In this UML class diagram, the Subject class does not update the state of dependent objects directly. Instead, Subject refers to the Observer interface (update()) for updating state, which makes the Subject independent of how the state of dependent objects is updated. The Observer1 and Observer2 classes implement the Observer interface by synchronizing their state with subject's state.

The UML sequence diagram shows the runtime interactions: The Observer1 and Observer2 objects call attach(this) on Subject1 to register themselves.
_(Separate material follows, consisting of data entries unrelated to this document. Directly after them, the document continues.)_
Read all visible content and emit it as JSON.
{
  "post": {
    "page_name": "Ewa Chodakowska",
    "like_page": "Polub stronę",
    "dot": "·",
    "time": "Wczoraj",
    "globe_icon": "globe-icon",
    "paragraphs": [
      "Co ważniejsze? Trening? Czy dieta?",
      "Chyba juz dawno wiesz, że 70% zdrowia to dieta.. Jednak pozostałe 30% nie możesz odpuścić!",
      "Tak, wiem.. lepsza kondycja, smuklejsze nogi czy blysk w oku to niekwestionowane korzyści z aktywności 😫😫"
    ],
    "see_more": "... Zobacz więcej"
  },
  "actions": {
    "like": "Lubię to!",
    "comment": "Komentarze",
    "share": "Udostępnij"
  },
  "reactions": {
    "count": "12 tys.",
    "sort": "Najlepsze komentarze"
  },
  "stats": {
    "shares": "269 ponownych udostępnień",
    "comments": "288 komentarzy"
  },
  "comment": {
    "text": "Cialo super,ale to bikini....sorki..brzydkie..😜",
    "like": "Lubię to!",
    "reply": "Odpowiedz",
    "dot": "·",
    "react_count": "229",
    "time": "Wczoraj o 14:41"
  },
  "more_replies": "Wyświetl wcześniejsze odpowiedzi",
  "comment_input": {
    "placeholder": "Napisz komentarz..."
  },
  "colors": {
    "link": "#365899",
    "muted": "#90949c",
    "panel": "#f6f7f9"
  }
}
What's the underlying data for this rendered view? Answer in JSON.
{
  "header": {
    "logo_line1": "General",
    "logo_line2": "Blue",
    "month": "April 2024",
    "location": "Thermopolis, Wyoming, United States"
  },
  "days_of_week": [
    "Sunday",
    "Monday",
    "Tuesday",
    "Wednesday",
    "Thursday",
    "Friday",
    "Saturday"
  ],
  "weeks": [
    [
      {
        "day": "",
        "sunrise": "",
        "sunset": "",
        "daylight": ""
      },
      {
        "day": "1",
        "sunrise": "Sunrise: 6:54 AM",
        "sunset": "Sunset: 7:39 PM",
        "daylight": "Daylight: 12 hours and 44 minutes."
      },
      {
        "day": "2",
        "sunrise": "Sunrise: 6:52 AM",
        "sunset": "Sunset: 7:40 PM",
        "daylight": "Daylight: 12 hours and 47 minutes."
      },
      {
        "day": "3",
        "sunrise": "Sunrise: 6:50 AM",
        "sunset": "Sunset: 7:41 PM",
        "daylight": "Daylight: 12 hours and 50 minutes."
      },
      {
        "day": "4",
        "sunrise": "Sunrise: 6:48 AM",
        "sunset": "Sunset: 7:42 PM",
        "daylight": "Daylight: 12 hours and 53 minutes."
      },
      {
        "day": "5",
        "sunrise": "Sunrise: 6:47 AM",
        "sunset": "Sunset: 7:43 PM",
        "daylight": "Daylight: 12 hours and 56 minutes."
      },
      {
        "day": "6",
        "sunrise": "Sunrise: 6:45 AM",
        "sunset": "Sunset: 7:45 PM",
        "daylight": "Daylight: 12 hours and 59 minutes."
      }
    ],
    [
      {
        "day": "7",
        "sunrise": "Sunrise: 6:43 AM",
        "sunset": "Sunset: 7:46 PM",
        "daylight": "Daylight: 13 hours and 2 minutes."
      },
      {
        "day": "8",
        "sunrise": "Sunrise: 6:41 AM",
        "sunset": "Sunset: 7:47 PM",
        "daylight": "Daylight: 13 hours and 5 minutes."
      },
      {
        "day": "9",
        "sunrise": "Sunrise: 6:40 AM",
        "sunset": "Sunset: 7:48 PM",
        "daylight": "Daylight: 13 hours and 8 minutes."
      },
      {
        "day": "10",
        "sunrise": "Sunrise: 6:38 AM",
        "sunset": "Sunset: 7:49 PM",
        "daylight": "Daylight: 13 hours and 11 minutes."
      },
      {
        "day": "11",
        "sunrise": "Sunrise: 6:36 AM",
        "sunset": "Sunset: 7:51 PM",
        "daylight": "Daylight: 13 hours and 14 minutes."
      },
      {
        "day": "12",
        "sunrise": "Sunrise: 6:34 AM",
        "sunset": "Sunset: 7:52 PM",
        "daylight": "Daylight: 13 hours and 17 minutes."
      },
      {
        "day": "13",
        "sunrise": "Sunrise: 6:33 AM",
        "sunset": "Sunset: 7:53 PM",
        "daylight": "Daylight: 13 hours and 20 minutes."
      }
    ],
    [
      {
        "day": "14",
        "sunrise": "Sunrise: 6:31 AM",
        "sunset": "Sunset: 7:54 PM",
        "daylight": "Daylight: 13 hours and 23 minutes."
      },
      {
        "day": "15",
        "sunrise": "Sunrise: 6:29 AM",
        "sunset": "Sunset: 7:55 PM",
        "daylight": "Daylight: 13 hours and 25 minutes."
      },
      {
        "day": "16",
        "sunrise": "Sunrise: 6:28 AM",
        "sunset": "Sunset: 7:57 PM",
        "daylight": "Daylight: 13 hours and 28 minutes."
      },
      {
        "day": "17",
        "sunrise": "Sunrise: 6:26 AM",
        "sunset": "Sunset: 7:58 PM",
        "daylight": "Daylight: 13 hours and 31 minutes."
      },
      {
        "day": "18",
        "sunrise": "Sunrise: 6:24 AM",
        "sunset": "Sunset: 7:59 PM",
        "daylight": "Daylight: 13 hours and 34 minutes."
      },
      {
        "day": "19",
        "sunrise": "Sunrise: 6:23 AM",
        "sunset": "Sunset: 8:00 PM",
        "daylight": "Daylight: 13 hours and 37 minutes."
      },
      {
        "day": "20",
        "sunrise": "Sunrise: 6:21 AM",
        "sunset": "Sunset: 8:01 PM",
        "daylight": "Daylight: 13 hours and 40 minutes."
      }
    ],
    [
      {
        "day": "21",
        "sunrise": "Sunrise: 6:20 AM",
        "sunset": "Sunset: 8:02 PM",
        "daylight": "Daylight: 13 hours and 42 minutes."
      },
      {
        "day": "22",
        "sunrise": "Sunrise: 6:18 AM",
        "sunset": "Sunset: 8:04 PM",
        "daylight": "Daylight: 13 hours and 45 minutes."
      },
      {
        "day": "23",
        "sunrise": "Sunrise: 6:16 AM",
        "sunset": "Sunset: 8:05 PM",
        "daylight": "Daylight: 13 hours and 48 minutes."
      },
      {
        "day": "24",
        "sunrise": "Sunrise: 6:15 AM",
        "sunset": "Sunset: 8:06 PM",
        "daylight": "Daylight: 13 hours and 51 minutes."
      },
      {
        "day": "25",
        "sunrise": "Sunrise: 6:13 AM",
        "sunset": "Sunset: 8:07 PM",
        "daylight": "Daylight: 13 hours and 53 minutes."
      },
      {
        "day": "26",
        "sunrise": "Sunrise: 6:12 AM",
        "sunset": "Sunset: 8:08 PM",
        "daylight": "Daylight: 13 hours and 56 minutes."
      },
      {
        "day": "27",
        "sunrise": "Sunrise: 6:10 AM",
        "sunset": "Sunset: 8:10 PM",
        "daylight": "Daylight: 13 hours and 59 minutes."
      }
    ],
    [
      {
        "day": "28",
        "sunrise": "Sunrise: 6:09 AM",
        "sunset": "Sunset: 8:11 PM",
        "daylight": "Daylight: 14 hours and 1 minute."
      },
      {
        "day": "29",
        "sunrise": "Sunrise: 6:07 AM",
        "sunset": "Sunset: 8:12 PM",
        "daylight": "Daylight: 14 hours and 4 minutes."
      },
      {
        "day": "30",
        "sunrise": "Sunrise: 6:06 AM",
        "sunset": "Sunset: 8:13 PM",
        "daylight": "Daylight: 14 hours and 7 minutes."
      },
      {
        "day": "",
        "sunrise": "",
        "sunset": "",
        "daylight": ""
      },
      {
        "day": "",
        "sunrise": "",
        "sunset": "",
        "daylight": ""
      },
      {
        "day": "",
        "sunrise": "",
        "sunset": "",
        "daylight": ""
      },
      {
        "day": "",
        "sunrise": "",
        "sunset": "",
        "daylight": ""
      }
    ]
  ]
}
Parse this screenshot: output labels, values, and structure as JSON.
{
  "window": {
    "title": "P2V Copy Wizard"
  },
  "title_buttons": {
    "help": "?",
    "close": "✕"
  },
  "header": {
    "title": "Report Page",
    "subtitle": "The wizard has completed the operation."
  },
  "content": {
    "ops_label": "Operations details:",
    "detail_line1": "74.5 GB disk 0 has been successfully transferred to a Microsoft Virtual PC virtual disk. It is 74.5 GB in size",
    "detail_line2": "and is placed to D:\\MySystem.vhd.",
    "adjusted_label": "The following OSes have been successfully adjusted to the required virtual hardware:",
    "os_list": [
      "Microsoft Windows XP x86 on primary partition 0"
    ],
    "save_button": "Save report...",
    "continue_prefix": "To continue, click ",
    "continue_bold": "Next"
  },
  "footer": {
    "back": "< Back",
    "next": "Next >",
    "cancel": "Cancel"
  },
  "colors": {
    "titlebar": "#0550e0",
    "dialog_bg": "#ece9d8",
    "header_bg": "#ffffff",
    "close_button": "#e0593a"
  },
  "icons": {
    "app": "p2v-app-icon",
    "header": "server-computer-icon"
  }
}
Assuming that the state of Subject1 changes, Subject1 calls notify() on itself. notify() calls update() on the registered Observer1 and Observer2objects, which request the changed data (getState()) from Subject1 to update (synchronize) their state.

===UML class diagram===

UML class diagram of Observer pattern

==Example==

While the library classes java.util.Observer and java.util.Observable exist, they have been deprecated in Java 9 because the model implemented was quite limited.

Below is an example written in Java that takes keyboard input and handles each input line as an event. When a string is supplied from System.in, the method notifyObservers() is then called in order to notify all observers of the event's occurrence, in the form of an invocation of their update methods.

===Java===

package org.wikipedia.examples;

import java.util.ArrayList;
import java.util.List;
import java.util.Scanner;

interface Observer {
    void update(String event);
}

class EventSource {
    List<Observer> observers = new ArrayList<>();

    public void notifyObservers(String event) {
        observers.forEach(observer -> observer.update(event));
    }

    public void addObserver(Observer observer) {
        observers.add(observer);
    }

    public void scanSystemIn() {
        Scanner scanner = new Scanner(System.in);
        while (scanner.hasNextLine()) {
            String line = scanner.nextLine();
            notifyObservers(line);
        }
    }
}

public class ObserverDemo {
    public static void main(String[] args) {
        System.out.println("Enter Text: ");
        EventSource eventSource = new EventSource();

        eventSource.addObserver(event -> System.out.printf("Received response: %s%n", event));

        eventSource.scanSystemIn();
    }
}

===C#===
C# provides the IObservable. and IObserver interfaces as well as documentation on how to implement the design pattern.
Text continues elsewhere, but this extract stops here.